My response elucidates many of my original thoughts behind creating the card as well as a bit of history as to how it came about. Hope you enjoy it!
Dear Sir,
I appreciate your thoughts. The card has been a long time in production. What you see here comes after a long journey - carrying a folded up 8.5 x 11 vintage chart, printed out from the web, in my wallet to constructing a wallet version of my own (basically a numbers-based miniaturized version printed out on paper.) After several more botched iterations I happened upon the present concept you see for sale on
my site. There's an
iPhone / iPod Touch version now too.
The earlier versions of
the card failed in significant ways, seeing my goal of creating a simple and portable wine rating system that anyone could interpret and use in just about any wine-related situation. As refinement of the concept progressed, I discovered a small number of surprising (at the time) facts that significantly altered my direction.

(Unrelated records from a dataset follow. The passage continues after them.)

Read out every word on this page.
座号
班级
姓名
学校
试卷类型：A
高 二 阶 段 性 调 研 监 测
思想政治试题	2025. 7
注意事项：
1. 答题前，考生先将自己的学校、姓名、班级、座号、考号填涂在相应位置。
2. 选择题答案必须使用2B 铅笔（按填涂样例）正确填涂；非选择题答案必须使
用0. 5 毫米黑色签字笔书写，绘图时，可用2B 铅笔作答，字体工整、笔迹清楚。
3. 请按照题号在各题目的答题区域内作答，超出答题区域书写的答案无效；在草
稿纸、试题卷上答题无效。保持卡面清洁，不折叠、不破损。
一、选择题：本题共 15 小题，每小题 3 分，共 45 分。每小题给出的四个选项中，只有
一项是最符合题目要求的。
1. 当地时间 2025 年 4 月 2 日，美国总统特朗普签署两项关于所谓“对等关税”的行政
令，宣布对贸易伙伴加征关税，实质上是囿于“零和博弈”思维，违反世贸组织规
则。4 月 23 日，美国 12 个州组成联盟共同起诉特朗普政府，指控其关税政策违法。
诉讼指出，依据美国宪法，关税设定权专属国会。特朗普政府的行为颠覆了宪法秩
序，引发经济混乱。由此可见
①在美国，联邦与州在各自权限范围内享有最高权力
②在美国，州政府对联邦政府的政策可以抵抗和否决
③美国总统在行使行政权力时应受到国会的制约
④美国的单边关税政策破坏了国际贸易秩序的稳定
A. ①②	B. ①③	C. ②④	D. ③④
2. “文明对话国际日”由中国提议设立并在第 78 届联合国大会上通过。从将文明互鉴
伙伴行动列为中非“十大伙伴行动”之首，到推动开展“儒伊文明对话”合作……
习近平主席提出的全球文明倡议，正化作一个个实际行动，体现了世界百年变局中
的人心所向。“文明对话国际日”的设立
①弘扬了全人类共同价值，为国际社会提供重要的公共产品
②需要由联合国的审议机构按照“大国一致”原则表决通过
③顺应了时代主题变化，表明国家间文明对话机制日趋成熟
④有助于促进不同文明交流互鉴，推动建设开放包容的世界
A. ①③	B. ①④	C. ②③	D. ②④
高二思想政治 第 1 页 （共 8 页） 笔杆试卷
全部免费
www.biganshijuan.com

1. The vast majority of people are completely disinterested in carrying around a wine rating system based on numbers. In this case, numbers are boring and show too much variation and ambiguity to allow quick and decisive decisions. When I moved from numbers to modern, cute, and intuitive emoticons, viola, everyone wanted one and people started to use them religiously.
2. People want the wine buying experience to be fun - and for many it's not. So many regions, varietals, and vintages - how do you bring it all together? Emoticons were the key for getting people to relax and start exploring. I created this tool so that anyone, regardless of wine knowledge, could
relax, have fun, and experience a little more control and power when
buying wine.
3. Numbers are difficult to interpret and offer too many possibilities when trying make quick decisions. A grid of numbers between 1 - 100 or even 1 - 5, seem incongruous to most people when related to a beverage such as wine. They want the experience to be easy and enjoyable. Now a big smiley face compared to frowning one, that's obvious. People have no difficulty deciphering and comparing facial expressions.
4. People want the system to work where they actually buy and drink wine. In retrospect, there's a no-brainer. Unlike any other wine rating system, the
Wine Vintage Card is specifically designed to
be used quickly, easily, and discreetly in any wine buying situation –-
in busy restaurants, dimly-lit wine bars, high-pressure wine shops and
bewildering supermarkets.
I carry and use
the card because it's easy to interpret and read as well as durable and easy to take out and put away. And it also works. I have on occasion cringed a little when a server or sommelier spotted it in a restaurant. But to my surprise, most wine professionals love them. Today's wine professionals are cool with anything that gets people to deepen their wine experience. Of course, I have run into a few who seem threatened by the whole idea...but they are the exception not the rule -- and I assume they'd feel that way about a number-based card as well.
Thank you for your interest.
WineVintageCard.comNote: One thing I neglected to mention to him. Paradoxically, pulling a wine
rating system covered with smiley faces out of my pocket, even in the
finest of fine dining situations, brings the whole situation down to earth and reminds me, over and over again, that really, we are all just here to have fun.